Cyanide is a toxic chemical that inhibits cellular respiration. In plants, cyanide can be produced by themselves, especially under stressful conditions. Cyanoalanine synthase (CAS) is a key enzyme involved in plant cyanide detoxification. There are three genes encoding CAS in Arabidopsis thaliana, but the roles of these genes in the plant's response to stress are less studied. In addition, it is known that alternative oxidase (AOX) mediates cyanide-resistant respiration, but the relationship between CAS and AOX in regulating the plant stress response remains largely unknown.
Here, the effects of the overexpression or mutation of these three CAS genes on salt stress tolerance were investigated. The results showed that under normal conditions, the overexpression or mutation of the CAS genes had no significant effect on the seed germination and growth of Arabidopsis thaliana compared with wild type (WT). However, under 50, 100, and 200 mM NaCl conditions, the seeds overexpressing CAS genes showed stronger salt stress resistance, i.e., higher germination speed than WT seeds, especially those that overexpressed the CYS-C1 and CYS-D1 genes. In contrast, the seeds with CAS gene mutations exhibited salt sensitivity, and their germination ability and growth were significantly damaged by 100 and 200 mM NaCl. Importantly, this difference in salt stress resistance became more pronounced in CAS-OE, WT, and mutant seeds with increasing salt concentration. The CAS-OE seeds maintained higher respiration rates than the WT and CAS mutant seeds under salt stress conditions. The cyanide contents in CAS mutant seeds were approximately 3 times higher than those in WT seeds and more than 5 times higher than those in CAS-OE seeds. In comparison, plants overexpressing CYS-C1 had the fastest detoxification of cyanide and the best salt tolerance, followed by those overexpressing CYS-D1 and CYS-D2. Furthermore, less hydrogen sulfide (HS) was observed in CAS-OE seedlings than in WT seedlings under long-term salt stress conditions. Nonetheless, the lack of AOX impaired CAS-OE-mediated plant salt stress resistance, suggesting that CAS and AOX interact to improve salt tolerance is essential. The results also showed that CAS and AOX contributed to the reduction in oxidative damage by helping maintain relatively high levels of antioxidant enzyme activity.
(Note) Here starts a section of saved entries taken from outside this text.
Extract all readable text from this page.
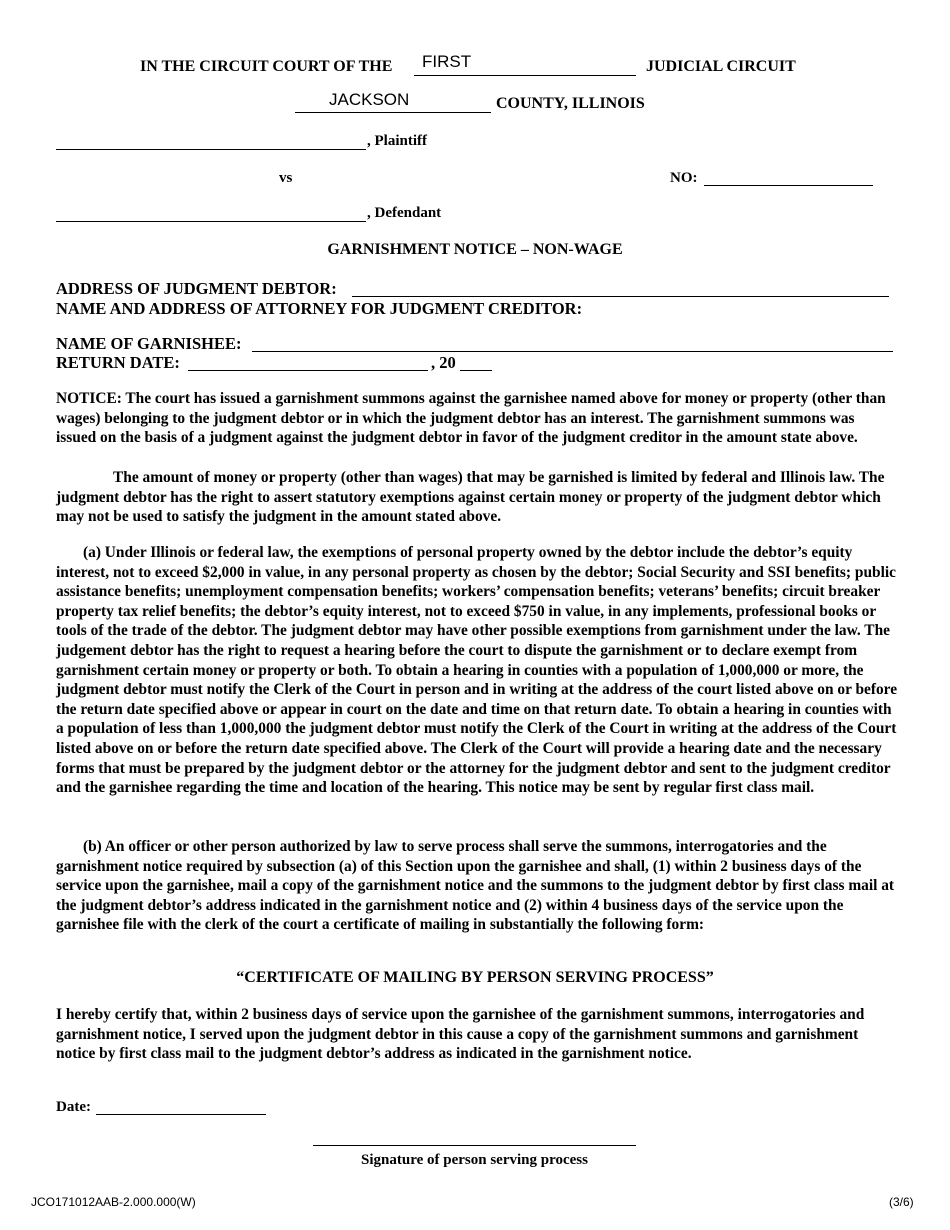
IN THE CIRCUIT COURT OF THE FIRST	JUDICIAL CIRCUIT
JACKSON	COUNTY, ILLINOIS
, Plaintiff
vs	NO:
, Defendant
GARNISHMENT NOTICE – NON-WAGE
ADDRESS OF JUDGMENT DEBTOR:
NAME AND ADDRESS OF ATTORNEY FOR JUDGMENT CREDITOR:
NAME OF GARNISHEE:
RETURN DATE:	, 20

NOTICE: The court has issued a garnishment summons against the garnishee named above for money or property (other than wages) belonging to the judgment debtor or in which the judgment debtor has an interest. The garnishment summons was issued on the basis of a judgment against the judgment debtor in favor of the judgment creditor in the amount state above.

The amount of money or property (other than wages) that may be garnished is limited by federal and Illinois law. The judgment debtor has the right to assert statutory exemptions against certain money or property of the judgment debtor which may not be used to satisfy the judgment in the amount stated above.

(a) Under Illinois or federal law, the exemptions of personal property owned by the debtor include the debtor’s equity interest, not to exceed $2,000 in value, in any personal property as chosen by the debtor; Social Security and SSI benefits; public assistance benefits; unemployment compensation benefits; workers’ compensation benefits; veterans’ benefits; circuit breaker property tax relief benefits; the debtor’s equity interest, not to exceed $750 in value, in any implements, professional books or tools of the trade of the debtor. The judgment debtor may have other possible exemptions from garnishment under the law. The judgement debtor has the right to request a hearing before the court to dispute the garnishment or to declare exempt from garnishment certain money or property or both. To obtain a hearing in counties with a population of 1,000,000 or more, the judgment debtor must notify the Clerk of the Court in person and in writing at the address of the court listed above on or before the return date specified above or appear in court on the date and time on that return date. To obtain a hearing in counties with a population of less than 1,000,000 the judgment debtor must notify the Clerk of the Court in writing at the address of the Court listed above on or before the return date specified above. The Clerk of the Court will provide a hearing date and the necessary forms that must be prepared by the judgment debtor or the attorney for the judgment debtor and sent to the judgment creditor and the garnishee regarding the time and location of the hearing. This notice may be sent by regular first class mail.

(b) An officer or other person authorized by law to serve process shall serve the summons, interrogatories and the garnishment notice required by subsection (a) of this Section upon the garnishee and shall, (1) within 2 business days of the service upon the garnishee, mail a copy of the garnishment notice and the summons to the judgment debtor by first class mail at the judgment debtor’s address indicated in the garnishment notice and (2) within 4 business days of the service upon the garnishee file with the clerk of the court a certificate of mailing in substantially the following form:

“CERTIFICATE OF MAILING BY PERSON SERVING PROCESS”

I hereby certify that, within 2 business days of service upon the garnishee of the garnishment summons, interrogatories and garnishment notice, I served upon the judgment debtor in this cause a copy of the garnishment summons and garnishment notice by first class mail to the judgment debtor’s address as indicated in the garnishment notice.

Date:
Signature of person serving process
JCO171012AAB-2.000.000(W)	(3/6)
In summary, the findings of the present study suggest that overexpression of Arabidopsis CAS family genes plays a positive role in salt stress tolerance and highlights the contribution of AOX to CAS-mediated plant salt resistance, mainly by reducing cyanide and HS toxicity.
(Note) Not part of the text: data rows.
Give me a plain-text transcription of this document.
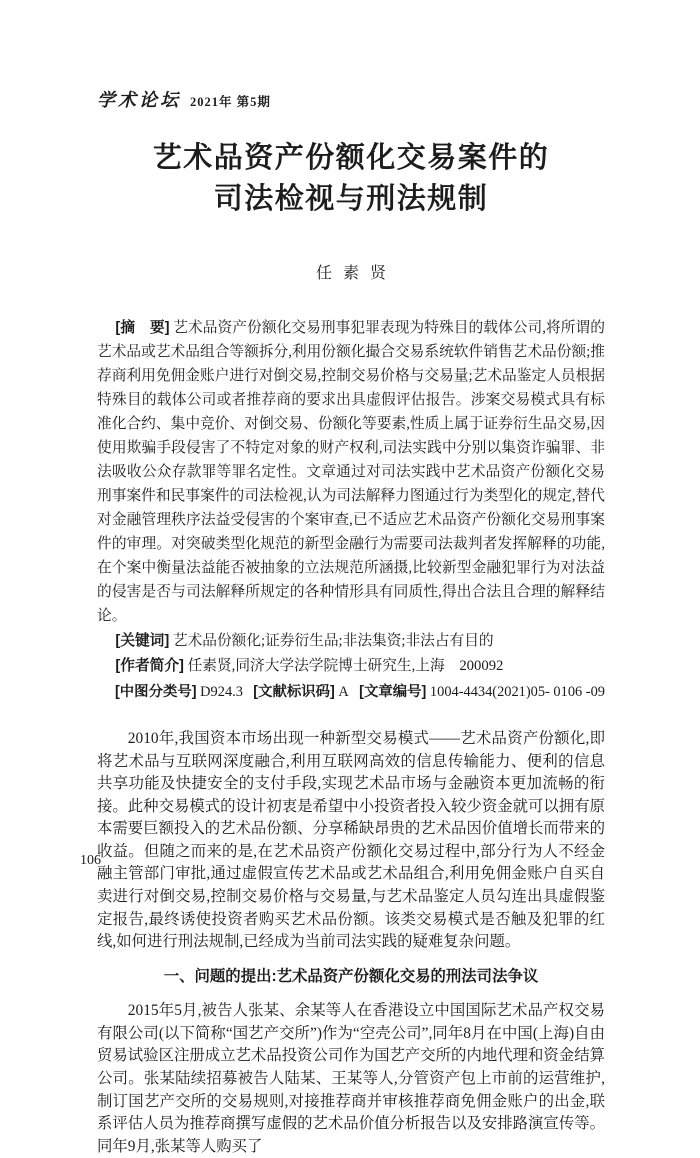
学术论坛 2021年 第5期
艺术品资产份额化交易案件的
司法检视与刑法规制
任素贤

[摘　要] 艺术品资产份额化交易刑事犯罪表现为特殊目的载体公司,将所谓的艺术品或艺术品组合等额拆分,利用份额化撮合交易系统软件销售艺术品份额;推荐商利用免佣金账户进行对倒交易,控制交易价格与交易量;艺术品鉴定人员根据特殊目的载体公司或者推荐商的要求出具虚假评估报告。涉案交易模式具有标准化合约、集中竞价、对倒交易、份额化等要素,性质上属于证券衍生品交易,因使用欺骗手段侵害了不特定对象的财产权利,司法实践中分别以集资诈骗罪、非法吸收公众存款罪等罪名定性。文章通过对司法实践中艺术品资产份额化交易刑事案件和民事案件的司法检视,认为司法解释力图通过行为类型化的规定,替代对金融管理秩序法益受侵害的个案审查,已不适应艺术品资产份额化交易刑事案件的审理。对突破类型化规范的新型金融行为需要司法裁判者发挥解释的功能,在个案中衡量法益能否被抽象的立法规范所涵摄,比较新型金融犯罪行为对法益的侵害是否与司法解释所规定的各种情形具有同质性,得出合法且合理的解释结论。

[关键词] 艺术品份额化;证券衍生品;非法集资;非法占有目的

[作者简介] 任素贤,同济大学法学院博士研究生,上海　200092

[中图分类号] D924.3 [文献标识码] A [文章编号] 1004-4434(2021)05- 0106 -09

2010年,我国资本市场出现一种新型交易模式——艺术品资产份额化,即将艺术品与互联网深度融合,利用互联网高效的信息传输能力、便利的信息共享功能及快捷安全的支付手段,实现艺术品市场与金融资本更加流畅的衔接。此种交易模式的设计初衷是希望中小投资者投入较少资金就可以拥有原本需要巨额投入的艺术品份额、分享稀缺昂贵的艺术品因价值增长而带来的收益。但随之而来的是,在艺术品资产份额化交易过程中,部分行为人不经金融主管部门审批,通过虚假宣传艺术品或艺术品组合,利用免佣金账户自买自卖进行对倒交易,控制交易价格与交易量,与艺术品鉴定人员勾连出具虚假鉴定报告,最终诱使投资者购买艺术品份额。该类交易模式是否触及犯罪的红线,如何进行刑法规制,已经成为当前司法实践的疑难复杂问题。

一、问题的提出:艺术品资产份额化交易的刑法司法争议

2015年5月,被告人张某、余某等人在香港设立中国国际艺术品产权交易有限公司(以下简称“国艺产交所”)作为“空壳公司”,同年8月在中国(上海)自由贸易试验区注册成立艺术品投资公司作为国艺产交所的内地代理和资金结算公司。张某陆续招募被告人陆某、王某等人,分管资产包上市前的运营维护,制订国艺产交所的交易规则,对接推荐商并审核推荐商免佣金账户的出金,联系评估人员为推荐商撰写虚假的艺术品价值分析报告以及安排路演宣传等。同年9月,张某等人购买了

106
氰化物是一种抑制细胞呼吸的有毒化学物质。在植物中,氰化物可以由自身产生,尤其是在应激条件下。氰酸合酶(CAS)是一种参与植物氰化物解毒的关键酶。拟南芥中有三个基因编码 CAS,但这些基因在植物应对应激反应中的作用研究较少。此外,已知交替氧化酶(AOX)介导氰化物抗性呼吸,但 CAS 和 AOX 调节植物应激反应的关系在很大程度上仍不清楚。
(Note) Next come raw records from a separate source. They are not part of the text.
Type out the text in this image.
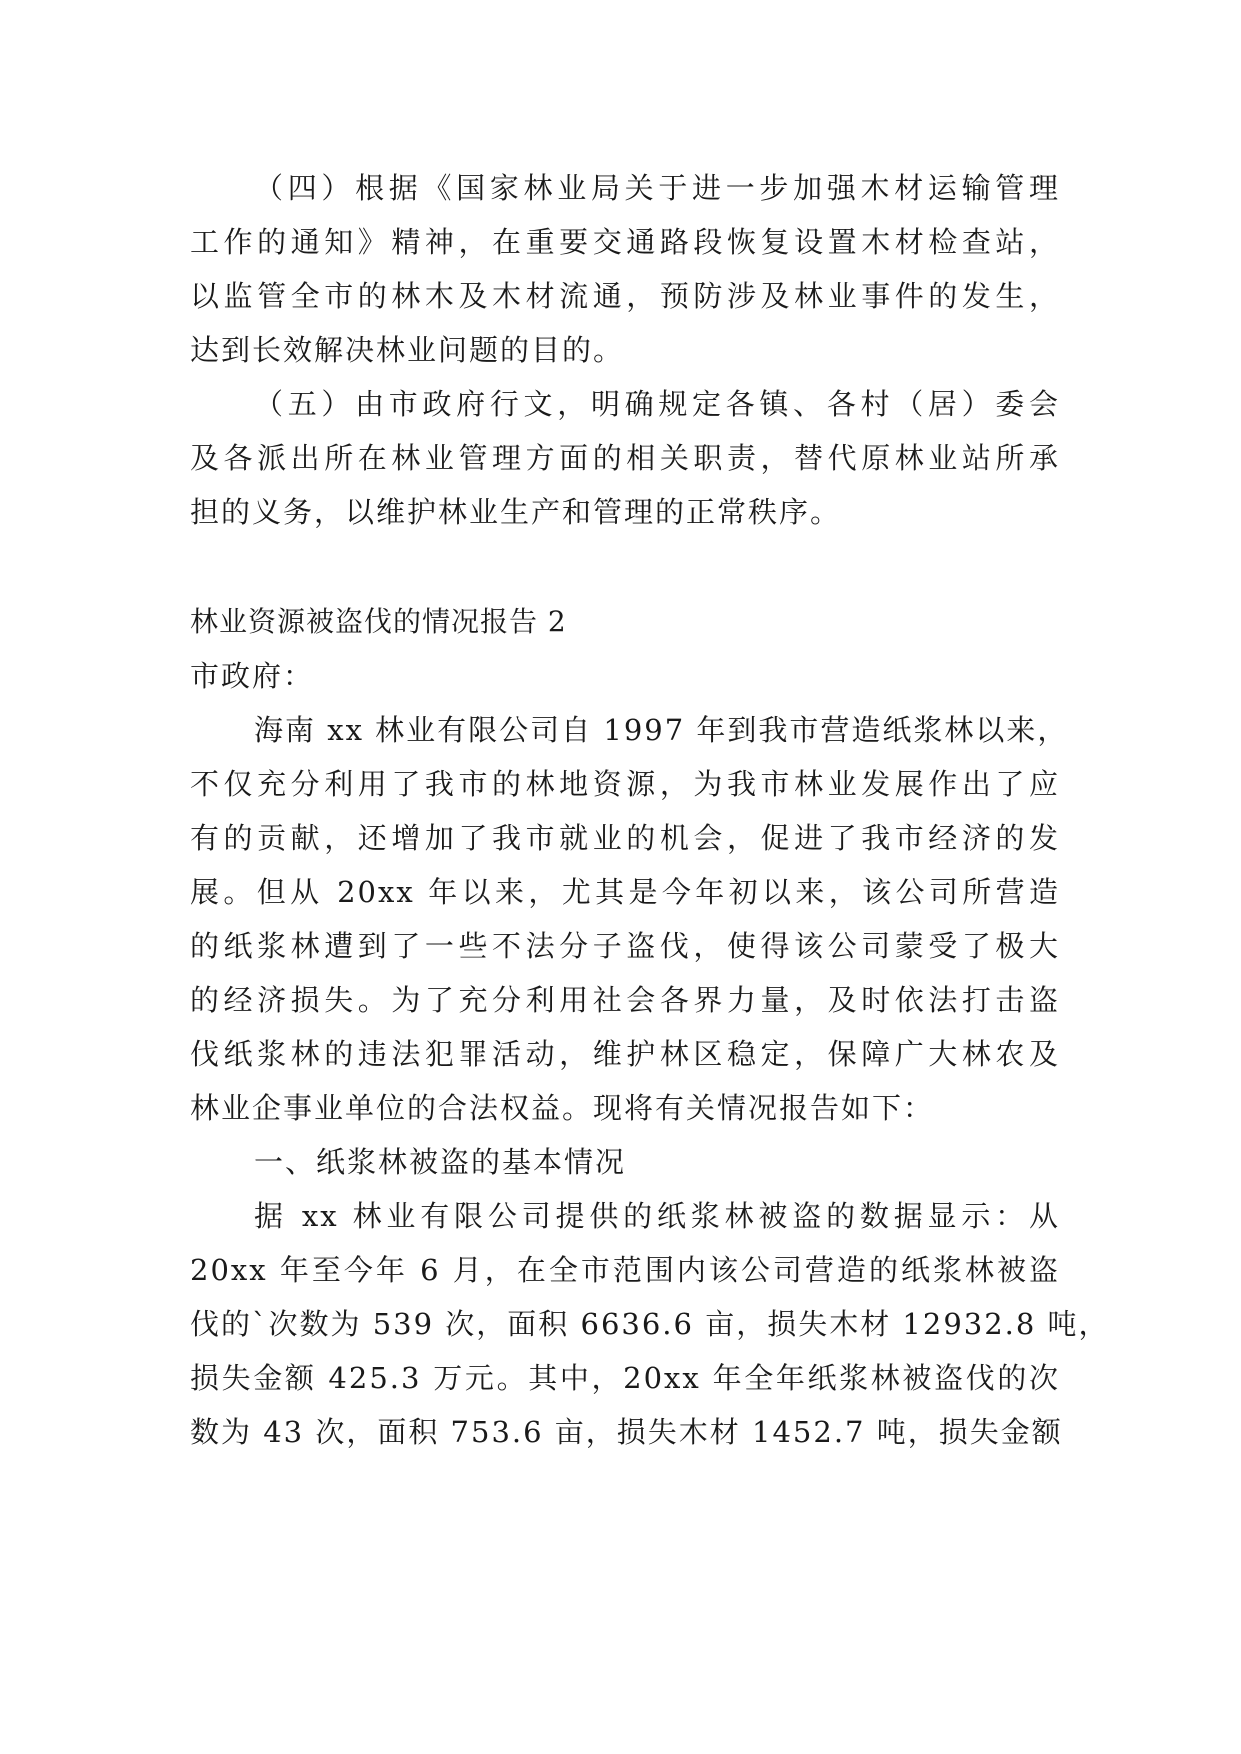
（四）根据《国家林业局关于进一步加强木材运输管理
工作的通知》精神，在重要交通路段恢复设置木材检查站，
以监管全市的林木及木材流通，预防涉及林业事件的发生，
达到长效解决林业问题的目的。
（五）由市政府行文，明确规定各镇、各村（居）委会
及各派出所在林业管理方面的相关职责，替代原林业站所承
担的义务，以维护林业生产和管理的正常秩序。
林业资源被盗伐的情况报告 2
市政府：
海南 xx 林业有限公司自 1997 年到我市营造纸浆林以来，
不仅充分利用了我市的林地资源，为我市林业发展作出了应
有的贡献，还增加了我市就业的机会，促进了我市经济的发
展。但从 20xx 年以来，尤其是今年初以来，该公司所营造
的纸浆林遭到了一些不法分子盗伐，使得该公司蒙受了极大
的经济损失。为了充分利用社会各界力量，及时依法打击盗
伐纸浆林的违法犯罪活动，维护林区稳定，保障广大林农及
林业企事业单位的合法权益。现将有关情况报告如下：
一、纸浆林被盗的基本情况
据 xx 林业有限公司提供的纸浆林被盗的数据显示：从
20xx 年至今年 6 月，在全市范围内该公司营造的纸浆林被盗
伐的`次数为 539 次，面积 6636.6 亩，损失木材 12932.8 吨，
损失金额 425.3 万元。其中，20xx 年全年纸浆林被盗伐的次
数为 43 次，面积 753.6 亩，损失木材 1452.7 吨，损失金额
本研究探讨了这三个 CAS 基因的过表达或突变对盐胁迫耐受性的影响。结果表明,在正常条件下,与野生型(WT)相比,CAS 基因的过表达或突变对拟南芥种子的萌发和生长没有显著影响。然而,在 50、100 和 200mM NaCl 条件下,过表达 CAS 基因的种子表现出更强的盐胁迫抗性,即比 WT 种子更快的萌发速度,特别是过表达 CYS-C1 和 CYS-D1 基因的种子。相比之下,CAS 基因突变的种子表现出盐敏感性,其萌发能力和生长在 100 和 200mM NaCl 下受到严重损害。重要的是,随着盐浓度的增加,这种盐胁迫抗性的差异在 CAS-OE、WT 和突变种子中变得更加明显。在盐胁迫条件下,CAS-OE 种子的呼吸速率保持高于 WT 和 CAS 突变种子。CAS 突变种子中的氰化物含量比 WT 种子高约 3 倍,比 CAS-OE 种子高 5 倍以上。相比之下,过表达 CYS-C1 的植物氰化物解毒最快,耐盐性最好,其次是过表达 CYS-D1 和 CYS-D2 的植物。此外,在长期盐胁迫条件下,CAS-OE 幼苗中观察到的硫化氢(HS)较少。然而,AOX 的缺乏削弱了 CAS-OE 介导的植物耐盐性,表明 CAS 和 AOX 相互作用对提高耐盐性至关重要。结果还表明,CAS 和 AOX 通过帮助维持相对较高的抗氧化酶活性水平,有助于减少氧化损伤。
综上所述,本研究结果表明,拟南芥 CAS 家族基因的过表达在盐胁迫耐受性中发挥积极作用,并强调了 AOX 对 CAS 介导的植物耐盐性的贡献,主要是通过降低氰化物和 HS 的毒性。